Il est possible qu'il se soit produit une assimilation abusive entre le nom de Malo (Machu) et celui d'un des compagnons de saint Brendan (Mochua)[10].
La vie de saint Maclou

Gravure d'Adriaen Collaert (v. 1560).
Maclou (mort v. 620 ?), serait originaire du Gwent, au Pays de Galles. Disciple de saint Brendan à Llancarfan, il aurait accompagné son maître dans ses voyages en quête du Paradis terrestre. Les textes hagiographiques ou les vies du saint, rédigés en latin au IXe siècle, recèlent ainsi les plus anciennes versions de ce récit de navigation merveilleuse, qui relève d’un genre littéraire (immram) à succès dans la littérature des pays celtiques[10].
Appelé par Dieu à traverser la Manche pour s’exiler, il aborda sur l’île de Cézembre après sept années de navigation. Le premier miracle attribué au saint, relaté seulement dans sa première vita par Bili, met en scène un épisode où le saint capture un dragon, ou un très gros serpent mangeur d'hommes, et le chasse dans la mer, avant de faire jaillir une source miraculeuse dans la grotte du monstre[11]. Après une expérience de syncellisme (vie érémitique) partagée avec saint Aaron à l’emplacement de Saint-Malo, en face de la cité d'Aleth (aujourd'hui Saint-Servan), présentée comme « désertée » par ses habitants, selon l’une de ses vies, Malo fut promu à la tête de l’évêché de la ville. Il organisa l’encadrement des populations autochtones par ses disciples et intervint miraculeusement dans le secteur de Corseul, ancien chef-lieu de la cité antique des Coriosolites. Cependant, des conflits fonciers le contraignirent à se réfugier auprès de l’évêque Léonce de Saintes. Rappelé à Aleth pour lever l’excommunication qu’il avait fulminée contre ses ouailles, il se retira ensuite à nouveau en Saintonge où il meurt. Ses reliques ont été rapatriées ultérieurement en Bretagne au prix de deux opérations successives commanditées par le clergé d’Aleth.

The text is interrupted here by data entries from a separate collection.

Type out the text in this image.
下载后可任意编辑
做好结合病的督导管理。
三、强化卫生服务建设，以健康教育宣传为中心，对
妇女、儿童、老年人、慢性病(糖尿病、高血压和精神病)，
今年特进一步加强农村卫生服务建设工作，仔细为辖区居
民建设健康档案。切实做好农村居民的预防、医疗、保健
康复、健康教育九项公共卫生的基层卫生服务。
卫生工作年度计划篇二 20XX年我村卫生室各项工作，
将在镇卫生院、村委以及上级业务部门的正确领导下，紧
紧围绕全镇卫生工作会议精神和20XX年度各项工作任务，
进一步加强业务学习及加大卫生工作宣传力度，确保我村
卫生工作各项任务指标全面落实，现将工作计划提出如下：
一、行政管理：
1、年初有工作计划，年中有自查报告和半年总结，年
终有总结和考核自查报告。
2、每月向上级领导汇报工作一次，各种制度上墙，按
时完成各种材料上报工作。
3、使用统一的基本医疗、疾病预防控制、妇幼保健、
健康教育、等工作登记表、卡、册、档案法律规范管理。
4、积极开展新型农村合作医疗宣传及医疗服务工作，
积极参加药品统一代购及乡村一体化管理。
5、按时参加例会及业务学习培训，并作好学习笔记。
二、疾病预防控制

La diffusion du culte de ce saint au cours du Moyen Âge est la conséquence de la dispersion de ses reliques au Xe siècle, à la suite des invasions normandes (Paris, Montreuil, Bruges, Gembloux, Rouen, Pontoise, Conflans-Sainte-Honorine où l'église principale de la fin du XIe siècle lui est dédiée [Note : d'après, une charte retrouvée à la BNF, l'église de cette dernière cité dont le suzerain était l'évêque de Paris, serait de la fin du Xe siècle, ce qui correspondrait à l'arrivée des reliques de ce saint breton] etc.). Lors de la querelle métropolitaine qui opposa, du Xe au XIIe siècle, Tours et Dol-de-Bretagne, Malo a été porté au nombre des « sept saints » fondateurs de la Bretagne. Il faut attendre 1144-1146 pour que l’évêque Jean de Châtillon (dit Jean de la Grille) transfère son siège cathédral d'Aleth à l’île de Saint-Malo.
- Émile Bernard : Rociantour et les envoyés d'Aleth implorent de Childebert III le corps de saint Malo (1933, fresque dans l'église de Saint-Malo-de-Phily).
- Saint Maclou naviguant, statue en bois en l'église Saint-Maclou.
Reliques
Sous la menace des incursions de pirates normands en Bretagne, il fallut mettre à l'abri la châsse des reliques de saint Malo qui fut transportée vers 963-965 à Paris, par les soins de Salvator, évêque breton d'Alet (Saint-Malo), et de Junanus, abbé de Léhon, d'abord dans l'église Saint-Barthélemy de Paris, puis à l'abbaye Saint-Victor de Paris. Une partie fut ensuite transportée et vénérée à l'abbaye Saint-Saulve de Montreuil.